Должно быть, ему казались признаками посвежения пятна беременности под глазами. Речь наконец вернулась к ней.

— Я вам кое-что передала там…

Он не изумился нелепому вступлению в разговор, сухому и безразличному после всего, что они совместно пережили. Ее голос, как и температуру кожи, считал он избыточным даром к тому, что дарила судьба: воочию видеть ее, — новым неоспоримым подтверждением счастья.

— Да, да, очень вам благодарен. Вы ведь добрые. Я как вспомню, как вы обо мне заботились, как изводились во время суда, так мне и становится смешно, что я сейчас иногда мучусь Или скучно мне станет, вспомню, что вы недалеко, в пом же городе…

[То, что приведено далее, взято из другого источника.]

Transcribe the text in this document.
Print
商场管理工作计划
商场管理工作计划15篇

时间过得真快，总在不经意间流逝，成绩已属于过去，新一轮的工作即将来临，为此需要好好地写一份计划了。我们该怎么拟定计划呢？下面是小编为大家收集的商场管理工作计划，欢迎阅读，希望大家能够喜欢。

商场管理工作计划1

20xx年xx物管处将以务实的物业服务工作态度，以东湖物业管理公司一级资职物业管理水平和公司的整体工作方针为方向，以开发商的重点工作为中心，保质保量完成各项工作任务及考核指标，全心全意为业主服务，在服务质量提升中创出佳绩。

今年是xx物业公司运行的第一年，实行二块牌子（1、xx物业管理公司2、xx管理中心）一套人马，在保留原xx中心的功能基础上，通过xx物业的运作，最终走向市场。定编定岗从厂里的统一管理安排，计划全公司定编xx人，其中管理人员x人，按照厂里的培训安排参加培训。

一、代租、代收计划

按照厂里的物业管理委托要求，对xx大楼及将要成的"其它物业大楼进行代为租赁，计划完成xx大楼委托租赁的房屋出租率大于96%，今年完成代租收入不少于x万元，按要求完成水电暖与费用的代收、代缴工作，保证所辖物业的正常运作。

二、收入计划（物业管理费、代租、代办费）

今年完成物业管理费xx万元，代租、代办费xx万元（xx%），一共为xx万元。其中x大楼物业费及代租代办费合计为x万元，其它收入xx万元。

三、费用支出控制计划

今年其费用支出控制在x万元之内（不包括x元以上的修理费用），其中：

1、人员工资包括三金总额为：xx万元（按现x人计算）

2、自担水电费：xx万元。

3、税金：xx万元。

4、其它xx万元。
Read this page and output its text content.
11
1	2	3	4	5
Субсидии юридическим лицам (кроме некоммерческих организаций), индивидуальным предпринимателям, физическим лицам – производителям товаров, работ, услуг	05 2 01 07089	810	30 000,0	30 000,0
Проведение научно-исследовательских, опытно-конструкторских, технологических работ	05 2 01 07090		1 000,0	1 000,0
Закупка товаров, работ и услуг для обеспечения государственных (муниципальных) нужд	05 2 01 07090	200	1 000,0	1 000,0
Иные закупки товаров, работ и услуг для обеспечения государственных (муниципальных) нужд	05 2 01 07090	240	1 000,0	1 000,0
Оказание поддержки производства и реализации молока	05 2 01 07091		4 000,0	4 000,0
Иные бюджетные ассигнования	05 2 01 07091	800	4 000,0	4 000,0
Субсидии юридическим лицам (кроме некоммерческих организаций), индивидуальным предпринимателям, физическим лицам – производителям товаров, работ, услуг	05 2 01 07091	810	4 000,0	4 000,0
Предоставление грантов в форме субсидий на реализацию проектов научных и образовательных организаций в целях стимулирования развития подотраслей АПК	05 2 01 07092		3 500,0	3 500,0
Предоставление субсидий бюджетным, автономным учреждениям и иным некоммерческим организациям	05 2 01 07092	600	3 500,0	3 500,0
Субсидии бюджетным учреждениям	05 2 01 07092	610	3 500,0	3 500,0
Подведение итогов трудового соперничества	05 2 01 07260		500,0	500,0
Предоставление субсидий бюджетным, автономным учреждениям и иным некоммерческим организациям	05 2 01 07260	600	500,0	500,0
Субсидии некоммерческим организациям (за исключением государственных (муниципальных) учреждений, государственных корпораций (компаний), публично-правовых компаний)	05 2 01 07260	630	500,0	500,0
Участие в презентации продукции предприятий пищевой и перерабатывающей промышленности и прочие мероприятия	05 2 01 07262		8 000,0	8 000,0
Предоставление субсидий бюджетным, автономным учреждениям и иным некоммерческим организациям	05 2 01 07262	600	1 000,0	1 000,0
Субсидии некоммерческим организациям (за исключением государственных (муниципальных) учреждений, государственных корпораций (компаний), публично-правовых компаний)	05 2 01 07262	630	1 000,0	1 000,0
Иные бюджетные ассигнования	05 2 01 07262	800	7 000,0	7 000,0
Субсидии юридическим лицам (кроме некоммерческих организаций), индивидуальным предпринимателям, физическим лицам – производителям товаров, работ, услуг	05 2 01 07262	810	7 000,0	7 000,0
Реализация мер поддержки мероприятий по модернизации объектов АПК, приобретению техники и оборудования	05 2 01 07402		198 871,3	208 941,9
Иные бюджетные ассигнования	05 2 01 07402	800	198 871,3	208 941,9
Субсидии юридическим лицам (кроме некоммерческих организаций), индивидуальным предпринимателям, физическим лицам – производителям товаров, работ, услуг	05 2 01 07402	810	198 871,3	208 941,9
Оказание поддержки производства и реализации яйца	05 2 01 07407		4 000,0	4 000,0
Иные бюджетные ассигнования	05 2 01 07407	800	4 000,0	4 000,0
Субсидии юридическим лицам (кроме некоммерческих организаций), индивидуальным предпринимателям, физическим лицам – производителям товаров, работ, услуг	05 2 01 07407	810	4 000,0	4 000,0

Остальные пятнадцать минут он больше вздыхал. Темные клубы каких-то так и не нашедших пути к выражению мыслей подымались в них. Порываясь что-нибудь сказать, Таня сталкивалась с чем-то значительным, что неясно бродило в душе и сковывало язык. Она, разумеется, могла бы назвать эти властные позывы к молчанию угрызениями совести, жалостью, стыдом за свое благополучие, мало ли какие наименования нашла бы в беседе с другими по этому поводу. Но тут она только безмолвствовала. Однако, когда надзиратель подошел к ним и прервал свидание, оба они удивились, что, произнеся такое множество слов, никак, в сущности, не поговорили. И Онуфрий Ипатыч заспешил, снова благодаря и восхищаясь добротой, схватился спрашивать, как устроились, и напоминал передать привет Михаилу Михайловичу, и опять заметил, что она пополнела и похорошела. На этом его почти оторвали от решетки.

Таня вышла в жидкую синеву непогожего вечера, дивясь, что может существовать такая свежесть. Гудел ветер, гремел вдали город, уже обозначившийся огнями, выступавшими как первые звезды. И бескрайне, торжествуя над всеми звуками земли, шумело мутно-серое пространство, слитое с небом, — море.

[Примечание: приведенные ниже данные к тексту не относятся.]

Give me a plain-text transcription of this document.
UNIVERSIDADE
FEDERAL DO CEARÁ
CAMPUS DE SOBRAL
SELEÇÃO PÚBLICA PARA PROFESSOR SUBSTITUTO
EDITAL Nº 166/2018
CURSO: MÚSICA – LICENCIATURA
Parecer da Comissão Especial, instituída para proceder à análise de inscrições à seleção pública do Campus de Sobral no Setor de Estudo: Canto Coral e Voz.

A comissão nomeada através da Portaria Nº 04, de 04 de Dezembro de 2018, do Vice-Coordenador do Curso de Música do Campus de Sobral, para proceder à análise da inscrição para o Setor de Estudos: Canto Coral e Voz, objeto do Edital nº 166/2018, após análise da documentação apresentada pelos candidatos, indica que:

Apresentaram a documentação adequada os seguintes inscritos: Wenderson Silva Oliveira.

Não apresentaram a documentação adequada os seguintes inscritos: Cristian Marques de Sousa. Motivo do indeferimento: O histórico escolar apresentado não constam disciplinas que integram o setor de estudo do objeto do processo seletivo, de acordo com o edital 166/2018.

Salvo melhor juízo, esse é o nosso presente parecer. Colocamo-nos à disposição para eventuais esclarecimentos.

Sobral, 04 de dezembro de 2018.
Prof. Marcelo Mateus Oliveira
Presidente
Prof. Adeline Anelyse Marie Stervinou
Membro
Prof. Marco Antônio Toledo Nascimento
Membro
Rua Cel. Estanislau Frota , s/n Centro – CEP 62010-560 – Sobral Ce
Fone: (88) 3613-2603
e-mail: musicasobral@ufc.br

Михаил Михайлович целыми днями не приходил со службы. Запущенное хозяйство ОЗРА поправлялось с трудом. Он принял от Саранчовой организации энтомологический кабинет и вечерами приводил его в порядок. Теперь, имея микроскоп, он усиленно работал над своим материалом и собирался писать исследование о паразитах азиатской саранчи в постоянных гнездилищах Закавказья. Таня не доверяла поспешности и упорству, с коими муж ушел в занятия, иногда приходила в голову мысль, что, напуганный тревогами жизни, он скрывается в кабинете. Она не понимала науки.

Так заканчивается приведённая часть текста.